I used to despise and distrust the story of Jesus turning water into wine. It struck me as an unnecessary betrayal of my husband. But now I rejoice in the biblical miracle, and the miracle we have witnessed in our marriage: Ben’s whiskey turned into Coca-Cola. My water turned into ale.


And thanks be to God.


  1. I love how succinctly but warmly you laid out the journey of your marriage so far. I can’t imagine all of the heavy conversations and emotional complications that must have been involved, but the end result–discovering that you are two separate people and cannot fight the other’s personal battles–is so refreshing. Grace for you, grace for him.

  2. Oh, how I love this. “Ben’s whiskey turned into Coca-Cola. My water turned into ale.”

    Katherine, your story is so similar to that of an older couple that’s very close to our family, and it’s so affirming to see their journey mirrored back to me in your own, in such beautiful, wise, and grace-filled words.

    Thanks for that.

    • Thank you, Anne. It is amazing to realize how many people can tell real stories of healing and recovery – of bodies, of spirits, of marriages.

  3. I am smiling over here – in wonder at God’s goodness and how wonderfully specific it is to each of our funky hearts, and in sheer delight at how beautifully you told this story.

    • Thank you. I really loved writing this one, to be honest. This is one of my favorite stories to tell.

  4. I’m smiling, too, Katherine.

    Marriage is hard; I envy (and can’t help but be skeptical) those who seem to never lose the honeymoon.

    When you fight for it, grow through it, know who you are as an individual and as one, those are the best of times.

    Is it wrong that I loved your graphic? :)

  5. Agreeing with Amanda on this one, Katherine. Congratulations for working through the tough stuff and ‘graduating’ to acceptance and individuality within companionship and partnership. Killer combo!

  6. Reading your blog was like a mirror of my first marriage. I grew up in an alcoholic family and carried on the “family tradition”. My wife had no clue to the Hell she said “I do” to. Once I turned back to God, he took me off the booze and became my pain killer.

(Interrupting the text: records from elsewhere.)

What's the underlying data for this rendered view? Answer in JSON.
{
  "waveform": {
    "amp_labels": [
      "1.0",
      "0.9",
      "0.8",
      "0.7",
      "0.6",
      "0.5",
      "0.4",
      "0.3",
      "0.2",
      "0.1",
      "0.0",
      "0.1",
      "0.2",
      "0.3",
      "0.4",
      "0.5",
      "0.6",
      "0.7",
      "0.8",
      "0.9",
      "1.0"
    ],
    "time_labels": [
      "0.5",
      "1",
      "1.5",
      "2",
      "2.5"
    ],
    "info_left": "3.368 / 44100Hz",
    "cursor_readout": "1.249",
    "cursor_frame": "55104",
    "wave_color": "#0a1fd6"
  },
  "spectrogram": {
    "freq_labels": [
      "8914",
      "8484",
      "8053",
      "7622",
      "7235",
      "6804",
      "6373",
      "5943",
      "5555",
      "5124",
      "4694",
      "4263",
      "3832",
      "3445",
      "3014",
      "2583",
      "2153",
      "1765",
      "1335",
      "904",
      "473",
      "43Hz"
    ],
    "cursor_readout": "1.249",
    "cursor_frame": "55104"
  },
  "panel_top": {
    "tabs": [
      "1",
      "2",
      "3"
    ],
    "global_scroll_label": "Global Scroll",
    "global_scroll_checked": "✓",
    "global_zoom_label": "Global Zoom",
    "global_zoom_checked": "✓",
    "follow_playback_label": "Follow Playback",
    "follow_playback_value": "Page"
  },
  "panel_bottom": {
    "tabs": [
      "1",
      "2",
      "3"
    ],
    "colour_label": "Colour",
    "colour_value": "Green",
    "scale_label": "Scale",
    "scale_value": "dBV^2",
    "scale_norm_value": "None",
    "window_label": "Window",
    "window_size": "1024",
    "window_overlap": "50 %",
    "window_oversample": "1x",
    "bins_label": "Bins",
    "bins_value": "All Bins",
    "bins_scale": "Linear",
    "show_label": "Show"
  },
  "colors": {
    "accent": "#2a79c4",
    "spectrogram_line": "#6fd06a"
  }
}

    During the last three years of her life were the best and worst of our lives. Her illness brought an openness and intimacy into our marriage and the strain taxed my physical and emotional limits.

    I remarried without the baggage I brought to the first, and our life is amazing. God helped me heal emotionally and I not having a “need” for pain killers, enjoy an occasional glass of wine with Connye. At ten years, we revel in each other’s presence.

    Continue to enjoy your “honey moon” encouraging other’s it can happen for them also. God bless.

    • Thank you for sharing your story, Gary. I am so glad you have experienced healing and joy, despite the wounds and losses you have sustained. God bless you and Connye, too.